No customer, no money. Basic. But we skip it to get back to the engineering problems we enjoy solving.

The companies showing commercial traction share a common trait: the satellite becomes invisible. The customer gets methane emissions data, not spectral analysis. Wildfire alerts, not thermal imagery. The translation is done before the customer sees anything.

The transformation we can’t deliver

The problem is even deeper.

We can’t drive the transformation that’s actually needed — in climate, in infrastructure, in how we allocate capital — because we can’t communicate what we’re seeing to the people who need to act on it.

The satellites show us coastlines retreating, glaciers melting, growing zones shifting. Scientists understand the implications. But the translation never happens. The insight stays locked in jargon, in technical papers, in conference presentations that speak to the already-converted.

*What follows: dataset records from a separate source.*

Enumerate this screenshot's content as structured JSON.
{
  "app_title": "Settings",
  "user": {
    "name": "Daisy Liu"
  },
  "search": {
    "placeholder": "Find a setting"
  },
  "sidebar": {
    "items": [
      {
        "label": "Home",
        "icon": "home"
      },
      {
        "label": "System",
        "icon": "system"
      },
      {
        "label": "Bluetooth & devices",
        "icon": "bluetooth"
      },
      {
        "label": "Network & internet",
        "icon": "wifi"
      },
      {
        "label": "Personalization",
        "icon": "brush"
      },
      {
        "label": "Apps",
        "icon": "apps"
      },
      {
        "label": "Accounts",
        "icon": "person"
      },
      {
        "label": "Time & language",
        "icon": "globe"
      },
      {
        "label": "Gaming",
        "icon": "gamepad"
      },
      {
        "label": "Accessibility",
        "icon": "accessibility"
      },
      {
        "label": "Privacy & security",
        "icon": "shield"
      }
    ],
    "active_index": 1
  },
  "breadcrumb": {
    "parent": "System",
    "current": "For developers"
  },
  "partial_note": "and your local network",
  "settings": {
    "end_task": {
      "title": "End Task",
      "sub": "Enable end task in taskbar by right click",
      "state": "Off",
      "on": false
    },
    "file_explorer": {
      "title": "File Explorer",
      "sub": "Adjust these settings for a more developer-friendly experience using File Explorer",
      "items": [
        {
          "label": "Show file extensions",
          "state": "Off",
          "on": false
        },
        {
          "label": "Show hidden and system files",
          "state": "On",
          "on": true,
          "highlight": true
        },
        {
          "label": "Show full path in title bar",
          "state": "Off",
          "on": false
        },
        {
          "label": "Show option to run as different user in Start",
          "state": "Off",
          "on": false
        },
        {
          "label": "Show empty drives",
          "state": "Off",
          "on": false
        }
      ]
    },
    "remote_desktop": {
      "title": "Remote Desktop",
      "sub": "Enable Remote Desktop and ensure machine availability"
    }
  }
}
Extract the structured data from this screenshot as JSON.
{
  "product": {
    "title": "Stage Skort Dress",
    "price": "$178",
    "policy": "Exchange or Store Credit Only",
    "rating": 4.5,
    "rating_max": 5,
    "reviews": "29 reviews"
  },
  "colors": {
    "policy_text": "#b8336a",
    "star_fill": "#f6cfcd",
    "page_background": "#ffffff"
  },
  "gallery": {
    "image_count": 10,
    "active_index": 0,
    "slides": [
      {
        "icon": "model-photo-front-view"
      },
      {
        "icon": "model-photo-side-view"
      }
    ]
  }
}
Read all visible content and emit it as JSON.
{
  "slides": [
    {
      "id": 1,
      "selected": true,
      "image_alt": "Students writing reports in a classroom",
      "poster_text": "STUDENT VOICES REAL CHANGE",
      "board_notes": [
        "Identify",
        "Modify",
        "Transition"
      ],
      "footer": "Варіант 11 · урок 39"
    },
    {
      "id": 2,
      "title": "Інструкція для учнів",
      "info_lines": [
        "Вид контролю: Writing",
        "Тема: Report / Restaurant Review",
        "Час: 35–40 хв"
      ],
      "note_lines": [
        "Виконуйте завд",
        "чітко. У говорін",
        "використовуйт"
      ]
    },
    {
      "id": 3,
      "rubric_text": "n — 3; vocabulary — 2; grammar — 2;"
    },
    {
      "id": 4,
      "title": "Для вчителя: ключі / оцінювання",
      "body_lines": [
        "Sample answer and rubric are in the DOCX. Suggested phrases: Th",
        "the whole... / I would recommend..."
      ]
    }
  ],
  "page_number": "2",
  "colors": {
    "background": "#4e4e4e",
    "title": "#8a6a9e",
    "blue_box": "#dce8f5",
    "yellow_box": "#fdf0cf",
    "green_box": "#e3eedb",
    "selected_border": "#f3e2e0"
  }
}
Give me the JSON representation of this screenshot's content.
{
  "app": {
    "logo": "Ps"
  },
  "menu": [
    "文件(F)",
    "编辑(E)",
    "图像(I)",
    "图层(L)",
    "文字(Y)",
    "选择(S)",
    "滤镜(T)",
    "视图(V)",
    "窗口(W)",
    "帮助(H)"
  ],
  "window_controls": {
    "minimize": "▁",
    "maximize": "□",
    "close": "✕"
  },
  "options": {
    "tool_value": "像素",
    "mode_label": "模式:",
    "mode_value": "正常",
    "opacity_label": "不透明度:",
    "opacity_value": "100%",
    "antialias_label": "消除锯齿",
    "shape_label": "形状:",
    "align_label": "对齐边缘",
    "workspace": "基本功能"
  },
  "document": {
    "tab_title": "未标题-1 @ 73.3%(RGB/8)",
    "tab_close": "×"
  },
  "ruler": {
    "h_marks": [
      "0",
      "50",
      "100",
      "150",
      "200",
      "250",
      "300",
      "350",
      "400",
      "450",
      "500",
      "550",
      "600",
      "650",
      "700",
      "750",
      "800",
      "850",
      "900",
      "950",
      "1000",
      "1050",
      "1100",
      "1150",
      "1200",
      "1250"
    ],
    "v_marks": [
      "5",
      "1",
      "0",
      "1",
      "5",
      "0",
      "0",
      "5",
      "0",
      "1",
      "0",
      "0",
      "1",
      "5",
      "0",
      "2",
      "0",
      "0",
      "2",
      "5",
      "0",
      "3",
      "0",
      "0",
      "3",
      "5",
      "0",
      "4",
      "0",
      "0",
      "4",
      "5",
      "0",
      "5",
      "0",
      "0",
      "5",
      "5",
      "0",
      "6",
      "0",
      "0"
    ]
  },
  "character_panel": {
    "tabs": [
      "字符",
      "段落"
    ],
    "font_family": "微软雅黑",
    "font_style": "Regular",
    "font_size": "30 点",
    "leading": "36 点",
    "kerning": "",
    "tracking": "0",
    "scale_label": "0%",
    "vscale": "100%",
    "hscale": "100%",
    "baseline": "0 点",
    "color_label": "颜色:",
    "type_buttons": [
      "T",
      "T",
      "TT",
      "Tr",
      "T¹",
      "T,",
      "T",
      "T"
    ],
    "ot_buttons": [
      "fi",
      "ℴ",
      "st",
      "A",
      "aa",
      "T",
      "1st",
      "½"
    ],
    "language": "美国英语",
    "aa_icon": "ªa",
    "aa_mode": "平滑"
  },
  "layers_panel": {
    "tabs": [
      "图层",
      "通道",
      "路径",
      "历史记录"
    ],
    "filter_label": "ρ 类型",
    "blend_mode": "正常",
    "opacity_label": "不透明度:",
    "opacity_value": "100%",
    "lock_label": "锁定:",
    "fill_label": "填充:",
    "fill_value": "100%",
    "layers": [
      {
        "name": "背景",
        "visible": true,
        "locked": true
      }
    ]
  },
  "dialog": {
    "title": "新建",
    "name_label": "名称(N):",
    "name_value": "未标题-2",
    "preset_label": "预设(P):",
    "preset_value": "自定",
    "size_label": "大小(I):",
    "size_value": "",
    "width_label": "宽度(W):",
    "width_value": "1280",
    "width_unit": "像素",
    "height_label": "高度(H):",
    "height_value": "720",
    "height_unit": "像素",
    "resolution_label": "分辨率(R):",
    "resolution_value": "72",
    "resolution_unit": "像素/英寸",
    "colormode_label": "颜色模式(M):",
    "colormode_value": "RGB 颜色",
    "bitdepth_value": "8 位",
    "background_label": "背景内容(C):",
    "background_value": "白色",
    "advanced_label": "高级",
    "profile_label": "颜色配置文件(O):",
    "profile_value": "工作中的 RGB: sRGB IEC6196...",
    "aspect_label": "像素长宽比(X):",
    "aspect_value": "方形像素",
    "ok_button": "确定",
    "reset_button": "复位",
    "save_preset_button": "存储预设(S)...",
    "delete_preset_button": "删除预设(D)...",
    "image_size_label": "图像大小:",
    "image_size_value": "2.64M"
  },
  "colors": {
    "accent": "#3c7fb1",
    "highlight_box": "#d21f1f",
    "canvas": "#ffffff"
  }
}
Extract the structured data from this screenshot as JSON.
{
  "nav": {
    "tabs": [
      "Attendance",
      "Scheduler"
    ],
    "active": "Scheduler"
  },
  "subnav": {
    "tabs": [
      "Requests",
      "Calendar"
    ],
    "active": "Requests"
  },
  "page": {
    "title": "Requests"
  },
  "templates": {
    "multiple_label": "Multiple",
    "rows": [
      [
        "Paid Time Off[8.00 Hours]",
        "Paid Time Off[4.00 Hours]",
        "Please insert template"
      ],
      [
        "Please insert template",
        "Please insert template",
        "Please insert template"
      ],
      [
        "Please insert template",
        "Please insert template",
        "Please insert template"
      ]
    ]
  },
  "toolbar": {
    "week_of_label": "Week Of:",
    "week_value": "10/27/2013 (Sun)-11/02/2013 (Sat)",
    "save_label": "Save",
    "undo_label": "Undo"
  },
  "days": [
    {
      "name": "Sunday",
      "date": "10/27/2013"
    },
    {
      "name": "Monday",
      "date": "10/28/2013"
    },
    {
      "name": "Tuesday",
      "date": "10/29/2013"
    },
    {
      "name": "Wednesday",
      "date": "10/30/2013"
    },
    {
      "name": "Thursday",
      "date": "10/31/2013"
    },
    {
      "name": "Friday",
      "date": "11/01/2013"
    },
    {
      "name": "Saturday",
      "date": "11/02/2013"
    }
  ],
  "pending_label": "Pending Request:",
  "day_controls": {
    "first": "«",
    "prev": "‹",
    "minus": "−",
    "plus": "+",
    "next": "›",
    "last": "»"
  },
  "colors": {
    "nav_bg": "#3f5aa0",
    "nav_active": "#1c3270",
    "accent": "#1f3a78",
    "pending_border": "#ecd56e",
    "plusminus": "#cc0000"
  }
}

Transformation requires a coalition. Coalition requires communication. If you can’t explain what’s happening in language that decision-makers understand, you can’t build the coalition to act on it.

So we default to optimisation. We sell what fits existing frameworks — helping insurers process claims faster, helping farmers optimise this season’s yield, helping the system absorb shocks and continue. Not because transformation is impossible. Because we never learned to make the case for it.

And the capital structures we use — venture timelines, commercial revenue requirements, standard return expectations — select for optimisation by design. Transformation might need something different entirely.

What would have to change

What if explaining your research in plain language was a graduation requirement?

Not a ‘broader impacts’ statement buried in a grant application. An actual test: can you make a random person on the street understand what you do and why it matters? If not, you don’t pass.

What if investor pitches had to clear a clarity bar? Not ‘is this technically impressive?’ but ‘could a procurement officer at an insurance company explain this to their team?’

What if we stopped treating simplicity as dumbing down?

The hardest thing in science isn’t building something complex. It’s understanding it so deeply that you can explain it simply. That requires more mastery, not less.

But we don’t reward it. So we don’t develop it. So we build extraordinary things that sit unused because nobody outside our field can figure out what they’re for.

The founders aren’t the problem

This isn’t about bad founders or failed companies.

It’s about a system that trains brilliant people to optimise for the wrong things. That rewards complexity over clarity. That never requires translation as a core skill.

The founders building 16cm satellites aren’t wrong. They’re doing exactly what they were trained to do, building for buyers who value exactly what they were trained to build.

The gap is that commercial markets — and the transformation we actually need — require something different.

The founders aren’t wrong. They’re products of a system that never taught them to translate. Seeing that gap is the first step. Closing it is something else entirely.